土地と建物が同じ所有者ではない場合で今回競売で購入したいと思っているのが建物であった場合、購入後、建物の所有権は手に入りますが、土地の所有権は別の人のままです。この欄で法定地上権が設定されているのであれば、その土地を利用することができます。土地と建物を一緒に購入するのであれば気にしなくてもよいことですが、所有者が別々になるのであればしっかりと確認しておくべき欄です。

『買受人が負担することとなる他人の権利』とは

これは購入後も買受人が引き受けなければいけない権利が書いてあります。例えば、「上記賃借権は最先の賃借権である」などと記載がある場合、対象の不動産に賃貸料を支払って住んでいる住人がいて、競売で購入後所有権を取得してもその住人に出て行けなどとは言えません。そのため、自分の住居用として購入することを考えている場合は、この欄をしっかり確認しておかなければ購入後、自分は住むことができないという自体になってしまいます。購入後どのように不動産を利用できるのかが決められている大事な情報です。

『物件の占有状況等に関する特記事項』とは

「現実の占有の状況及びその占有の根拠が、買受人が負担することとなる他人の権利とは認められないと裁判所が判断した内容」です。原則、購入後、引渡命令ができる相手方が記載されています。この欄の情報も購入後、占有者とのトラブルになりそうかどうか判断する重要な情報です。

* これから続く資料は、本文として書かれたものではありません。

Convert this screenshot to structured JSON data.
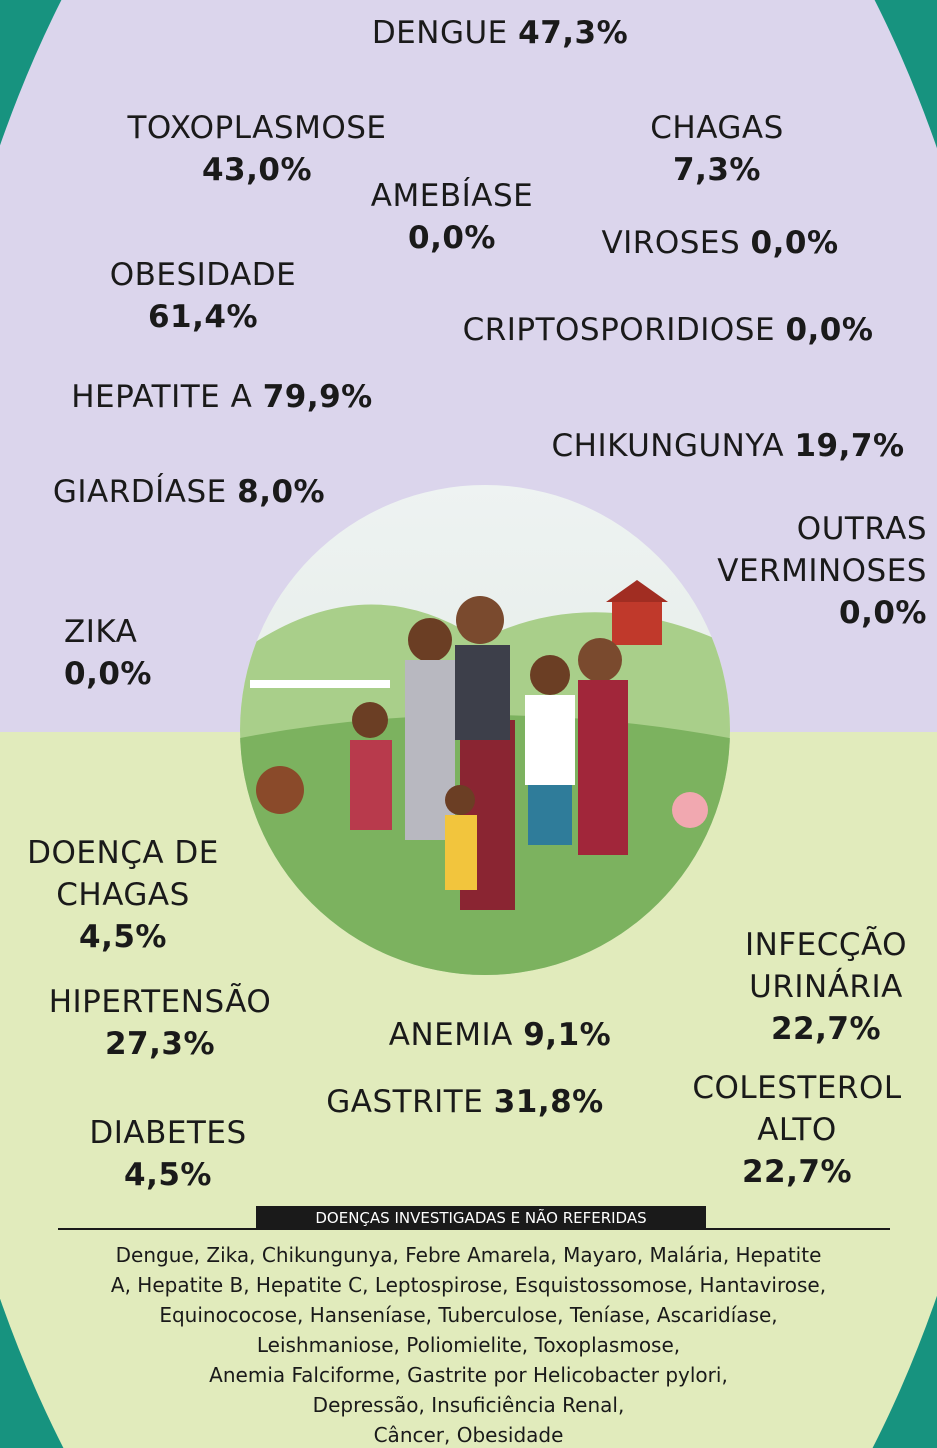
{
  "diseases": [
    {
      "name": "DENGUE",
      "value": "47,3%"
    },
    {
      "name": "TOXOPLASMOSE",
      "value": "43,0%"
    },
    {
      "name": "CHAGAS",
      "value": "7,3%"
    },
    {
      "name": "AMEBÍASE",
      "value": "0,0%"
    },
    {
      "name": "VIROSES",
      "value": "0,0%"
    },
    {
      "name": "OBESIDADE",
      "value": "61,4%"
    },
    {
      "name": "CRIPTOSPORIDIOSE",
      "value": "0,0%"
    },
    {
      "name": "HEPATITE A",
      "value": "79,9%"
    },
    {
      "name": "CHIKUNGUNYA",
      "value": "19,7%"
    },
    {
      "name": "GIARDÍASE",
      "value": "8,0%"
    },
    {
      "name": "OUTRAS VERMINOSES",
      "value": "0,0%"
    },
    {
      "name": "ZIKA",
      "value": "0,0%"
    },
    {
      "name": "DOENÇA DE CHAGAS",
      "value": "4,5%"
    },
    {
      "name": "INFECÇÃO URINÁRIA",
      "value": "22,7%"
    },
    {
      "name": "HIPERTENSÃO",
      "value": "27,3%"
    },
    {
      "name": "ANEMIA",
      "value": "9,1%"
    },
    {
      "name": "GASTRITE",
      "value": "31,8%"
    },
    {
      "name": "COLESTEROL ALTO",
      "value": "22,7%"
    },
    {
      "name": "DIABETES",
      "value": "4,5%"
    }
  ],
  "footer": {
    "heading": "DOENÇAS INVESTIGADAS E NÃO REFERIDAS",
    "lines": [
      "Dengue, Zika, Chikungunya, Febre Amarela, Mayaro, Malária, Hepatite",
      "A, Hepatite B, Hepatite C, Leptospirose, Esquistossomose, Hantavirose,",
      "Equinococose, Hanseníase, Tuberculose, Teníase, Ascaridíase,",
      "Leishmaniose, Poliomielite, Toxoplasmose,",
      "Anemia Falciforme, Gastrite por Helicobacter pylori,",
      "Depressão, Insuficiência Renal,",
      "Câncer, Obesidade"
    ]
  }
}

よく読み問題がありそうなら入札への参加は考えたほうがよいでしょう。

『その他買受けの参考となる事項』とは

この欄には、その他に買受人の参考となる事項があれば記載されています。地代の滞納あり、管理費の滞納ありなどから隣地との関係など記載事項は多岐に渡ります。対象不動産の状況を知る重要な情報となります。こちらもよく読み購入後の不動産の利用目的を果たせるかどうか判断しないといけません。